Google is urging U.S. election regulators to consider more
explicit rules around online political advertisements, perhaps even a ban on
foreign entities from purchasing election ads focused on some issues, not just
candidates.
The comments — filed with the Federal Election Commission on
Thursday — also appear to call for greater clarity as to how the search giant
and its tech peers should handle the likes of RT, the Russia-backed news
organization that has been blasted by the U.S. government for spreading
propaganda online.
Google’s submission to the FEC comes as the company, its
counterparts like Facebook and Twitter and their regulators in the nation’s
capital begin debating whether new rules are necessary to prevent the Russian
government and other foreign malefactors from meddling in U.S. politics again.
For now, though, Facebook hasn’t yet filed with the FEC — but it
is expected to do so before the agency closes the window for public comments
later this month. The original deadline was Thursday, but the FEC recently
extended it.
And Twitter did share its views with the U.S. government late on
Thursday. Its comments essentially call on the agency to be mindful of its
character limits in proffering any new rules, without delving into the details.
During the course of the 2016 presidential election, Kremlin
trolls flooded Facebook with thousands of misleading posts and ads while
commanding 2,782 accounts to spread disinformation on Twitter, all with the
apparent goal of sowing social and political unrest around controversial
issues, like immigration and race. A small number of similar ads appeared on
Google, too.
To that end, some lawmakers in the U.S. Congress have proposed new legislation
that would require internet companies to maintain a public file of
all political ads they run, much like broadcasters currently must do.
Hoping to stave off that sort of regulation, meanwhile, some
tech giants have responded by introducing more transparency checks of their
own.

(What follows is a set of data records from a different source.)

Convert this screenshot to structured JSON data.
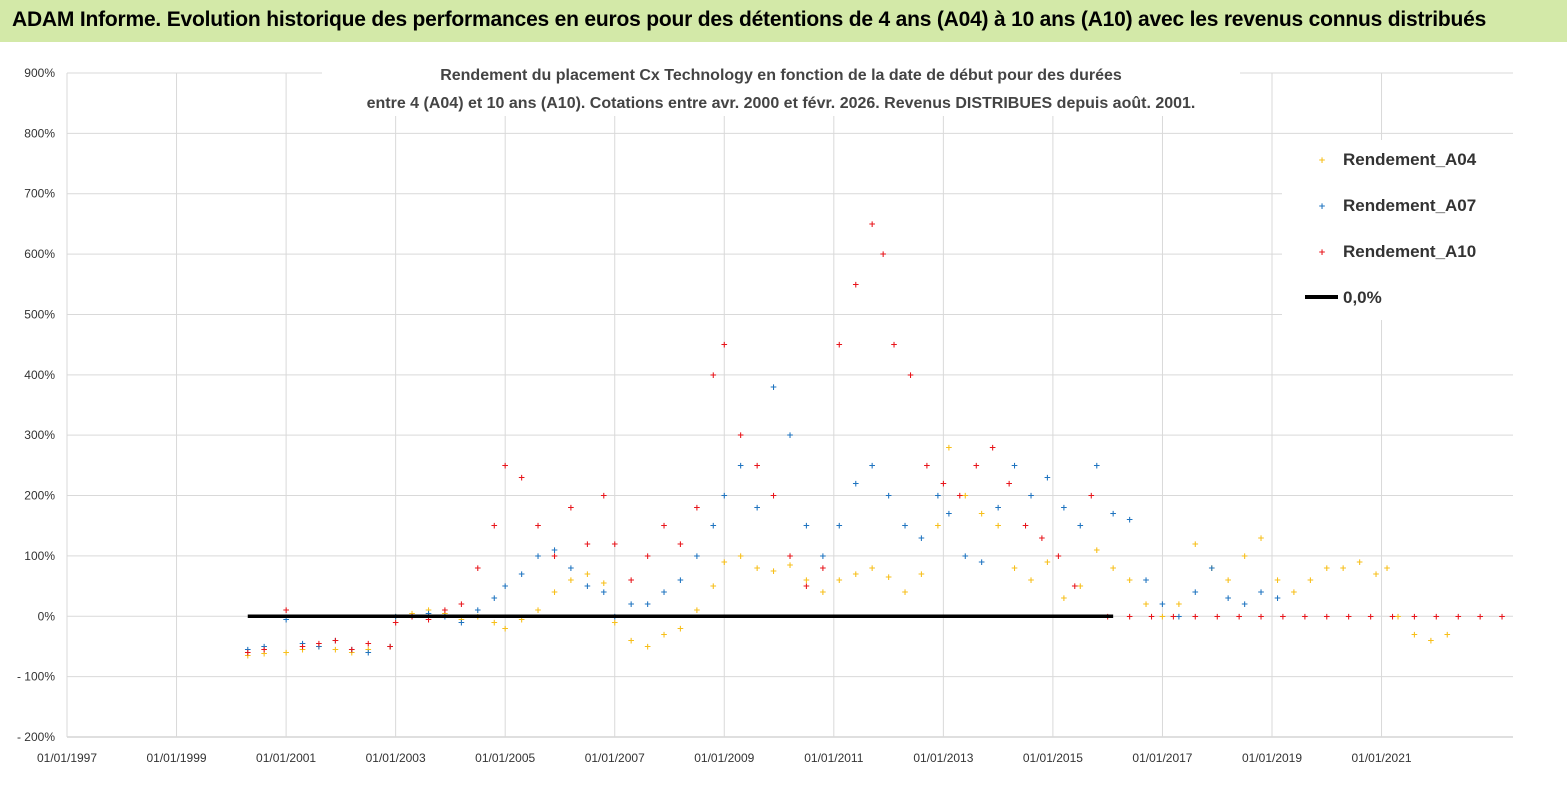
{
  "header": {
    "title": "ADAM Informe. Evolution historique des performances en euros pour des détentions de 4 ans (A04) à 10 ans (A10) avec les revenus connus distribués"
  },
  "chart_data": {
    "type": "scatter",
    "title_line1": "Rendement du placement Cx Technology  en fonction de la date de début pour des durées",
    "title_line2": "entre 4 (A04) et 10 ans (A10). Cotations entre avr. 2000 et févr. 2026. Revenus DISTRIBUES depuis août. 2001.",
    "x_unit": "year",
    "xlim": [
      1997.0,
      2023.4
    ],
    "ylim": [
      -200,
      900
    ],
    "y_ticks": [
      -200,
      -100,
      0,
      100,
      200,
      300,
      400,
      500,
      600,
      700,
      800,
      900
    ],
    "y_tick_labels": [
      "- 200%",
      "- 100%",
      "0%",
      "100%",
      "200%",
      "300%",
      "400%",
      "500%",
      "600%",
      "700%",
      "800%",
      "900%"
    ],
    "x_ticks": [
      1997,
      1999,
      2001,
      2003,
      2005,
      2007,
      2009,
      2011,
      2013,
      2015,
      2017,
      2019,
      2021
    ],
    "x_tick_labels": [
      "01/01/1997",
      "01/01/1999",
      "01/01/2001",
      "01/01/2003",
      "01/01/2005",
      "01/01/2007",
      "01/01/2009",
      "01/01/2011",
      "01/01/2013",
      "01/01/2015",
      "01/01/2017",
      "01/01/2019",
      "01/01/2021"
    ],
    "grid": true,
    "legend_position": "top-right",
    "series": [
      {
        "name": "Rendement_A04",
        "color": "#f7bf1a",
        "marker": "+",
        "x": [
          2000.3,
          2000.6,
          2001.0,
          2001.3,
          2001.6,
          2001.9,
          2002.2,
          2002.5,
          2002.9,
          2003.0,
          2003.3,
          2003.6,
          2003.9,
          2004.2,
          2004.5,
          2004.8,
          2005.0,
          2005.3,
          2005.6,
          2005.9,
          2006.2,
          2006.5,
          2006.8,
          2007.0,
          2007.3,
          2007.6,
          2007.9,
          2008.2,
          2008.5,
          2008.8,
          2009.0,
          2009.3,
          2009.6,
          2009.9,
          2010.2,
          2010.5,
          2010.8,
          2011.1,
          2011.4,
          2011.7,
          2012.0,
          2012.3,
          2012.6,
          2012.9,
          2013.1,
          2013.4,
          2013.7,
          2014.0,
          2014.3,
          2014.6,
          2014.9,
          2015.2,
          2015.5,
          2015.8,
          2016.1,
          2016.4,
          2016.7,
          2017.0,
          2017.3,
          2017.6,
          2017.9,
          2018.2,
          2018.5,
          2018.8,
          2019.1,
          2019.4,
          2019.7,
          2020.0,
          2020.3,
          2020.6,
          2020.9,
          2021.1,
          2021.3,
          2021.6,
          2021.9,
          2022.2
        ],
        "y": [
          -65,
          -62,
          -60,
          -55,
          -50,
          -55,
          -60,
          -55,
          -50,
          0,
          5,
          10,
          5,
          -5,
          0,
          -10,
          -20,
          -5,
          10,
          40,
          60,
          70,
          55,
          -10,
          -40,
          -50,
          -30,
          -20,
          10,
          50,
          90,
          100,
          80,
          75,
          85,
          60,
          40,
          60,
          70,
          80,
          65,
          40,
          70,
          150,
          280,
          200,
          170,
          150,
          80,
          60,
          90,
          30,
          50,
          110,
          80,
          60,
          20,
          0,
          20,
          120,
          80,
          60,
          100,
          130,
          60,
          40,
          60,
          80,
          80,
          90,
          70,
          80,
          0,
          -30,
          -40,
          -30
        ]
      },
      {
        "name": "Rendement_A07",
        "color": "#1f74c0",
        "marker": "+",
        "x": [
          2000.3,
          2000.6,
          2001.0,
          2001.3,
          2001.6,
          2001.9,
          2002.2,
          2002.5,
          2002.9,
          2003.0,
          2003.3,
          2003.6,
          2003.9,
          2004.2,
          2004.5,
          2004.8,
          2005.0,
          2005.3,
          2005.6,
          2005.9,
          2006.2,
          2006.5,
          2006.8,
          2007.0,
          2007.3,
          2007.6,
          2007.9,
          2008.2,
          2008.5,
          2008.8,
          2009.0,
          2009.3,
          2009.6,
          2009.9,
          2010.2,
          2010.5,
          2010.8,
          2011.1,
          2011.4,
          2011.7,
          2012.0,
          2012.3,
          2012.6,
          2012.9,
          2013.1,
          2013.4,
          2013.7,
          2014.0,
          2014.3,
          2014.6,
          2014.9,
          2015.2,
          2015.5,
          2015.8,
          2016.1,
          2016.4,
          2016.7,
          2017.0,
          2017.3,
          2017.6,
          2017.9,
          2018.2,
          2018.5,
          2018.8,
          2019.1
        ],
        "y": [
          -55,
          -50,
          -5,
          -45,
          -50,
          -40,
          -55,
          -60,
          -50,
          0,
          0,
          5,
          0,
          -10,
          10,
          30,
          50,
          70,
          100,
          110,
          80,
          50,
          40,
          0,
          20,
          20,
          40,
          60,
          100,
          150,
          200,
          250,
          180,
          380,
          300,
          150,
          100,
          150,
          220,
          250,
          200,
          150,
          130,
          200,
          170,
          100,
          90,
          180,
          250,
          200,
          230,
          180,
          150,
          250,
          170,
          160,
          60,
          20,
          0,
          40,
          80,
          30,
          20,
          40,
          30
        ]
      },
      {
        "name": "Rendement_A10",
        "color": "#e8151b",
        "marker": "+",
        "x": [
          2000.3,
          2000.6,
          2001.0,
          2001.3,
          2001.6,
          2001.9,
          2002.2,
          2002.5,
          2002.9,
          2003.0,
          2003.3,
          2003.6,
          2003.9,
          2004.2,
          2004.5,
          2004.8,
          2005.0,
          2005.3,
          2005.6,
          2005.9,
          2006.2,
          2006.5,
          2006.8,
          2007.0,
          2007.3,
          2007.6,
          2007.9,
          2008.2,
          2008.5,
          2008.8,
          2009.0,
          2009.3,
          2009.6,
          2009.9,
          2010.2,
          2010.5,
          2010.8,
          2011.1,
          2011.4,
          2011.7,
          2011.9,
          2012.1,
          2012.4,
          2012.7,
          2013.0,
          2013.3,
          2013.6,
          2013.9,
          2014.2,
          2014.5,
          2014.8,
          2015.1,
          2015.4,
          2015.7,
          2016.0,
          2016.4,
          2016.8,
          2017.2,
          2017.6,
          2018.0,
          2018.4,
          2018.8,
          2019.2,
          2019.6,
          2020.0,
          2020.4,
          2020.8,
          2021.2,
          2021.6,
          2022.0,
          2022.4,
          2022.8,
          2023.2
        ],
        "y": [
          -60,
          -55,
          10,
          -50,
          -45,
          -40,
          -55,
          -45,
          -50,
          -10,
          0,
          -5,
          10,
          20,
          80,
          150,
          250,
          230,
          150,
          100,
          180,
          120,
          200,
          120,
          60,
          100,
          150,
          120,
          180,
          400,
          450,
          300,
          250,
          200,
          100,
          50,
          80,
          450,
          550,
          650,
          600,
          450,
          400,
          250,
          220,
          200,
          250,
          280,
          220,
          150,
          130,
          100,
          50,
          200,
          0,
          0,
          0,
          0,
          0,
          0,
          0,
          0,
          0,
          0,
          0,
          0,
          0,
          0,
          0,
          0,
          0,
          0,
          0
        ]
      },
      {
        "name": "0,0%",
        "color": "#000000",
        "type": "line",
        "x": [
          2000.3,
          2016.1
        ],
        "y": [
          0,
          0
        ]
      }
    ]
  }
}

Facebook, Google and
Twitter each recently pledged they would make political ads easier to spot while
providing more information about the audiences those ads target in the coming
months.
And at the FEC, election regulators this year revived an old debate
as to what, exactly, political advertisers have to disclose about their efforts
to sway voters online. The agency began that debate in 2011, but technically
never issued any disclosure rules targeting the tech industry, thanks in part to lobbying
by companies like Facebook.
Under new circumstances, however, some in the tech industry are
now seeking greater clarity.
In its filing with the FEC, Google sought to emphasize that it’s
a bit different from its social-network peers. It allows political ads in
search, on websites of publishers that participate in Google’s ad networks or
on its platforms and apps like YouTube.
In the company’s estimation, the “majority of advertisers” on
Google “self-impose some form of disclaimer.” Amid reports about Russia’s
meddling, though, the company told the FEC it would require all
election-related advertisements to use a pre-existing icon that, when hovered
over, will detail why a viewer is seeing that ad in the first place.
But Google also told the agency it had to “modernize its
disclaimer rule so that political committees and other organizations have clear
notice regarding the disclaimers they are required to include with their
internet communications.”
Meanwhile, Google suggested that Congress, the FEC and others
issue new rules around foreign-bought ads purchased in the weeks before and
after an election. To be sure, foreign nationals are banned from advertising in
support or defense of a U.S. candidate. But many of the rules governing the ban
don’t actually mention online ads — only broadcast and print.
With it, Google further appeared to be calling on the FEC to
wade into whether that ban includes issues-focused ads that may not “express
advocacy for or against a particular candidate.” In many cases, the ads
purchased by Russian trolls during the 2016 presidential race on Facebook, for
example, didn’t mention Donald Trump or Hillary Clinton — but rather divisive
topics like Black Lives Matter and gay rights.
And Google also urged the U.S. government to clarify whether
online ads and other content purchased or by lobbyists on behalf of a foreign
power should include a disclaimer.
The phrasing sounds wonky, but the search giant seemed to be
seeking clarity around RT, a news organization with deep ties to the Russian
government. U.S. intelligence agencies have blasted RT as Kremlin propaganda,
and its videos have been viewed on Google-owned YouTube millions of times — but
at the moment there is no explicit disclaimer about its Russian origins.
In some ways, though, Google’s comments about RT strike at one
of the most vexing challenges facing lawmakers and federal regulators. It’s not
just ads, but free, organic content that Russian trolls published and shared
online — tweets and posts and other material that at times even ended up
in major U.S. newspapers and websites.
For its part, Twitter stressed it planned to publish more
information about political ads on its platform. But its new efforts to
highlight political ads with special indicators, the company said, only apply
to those ads that touch on candidates — not political issues.
Twitter didn’t weigh in on other issues, like RT.
But the company did note that its newly doubled, 280-character
limit — while allowing users to say and share more — still makes it difficult
for advertisers to disclose more information in tweets themselves.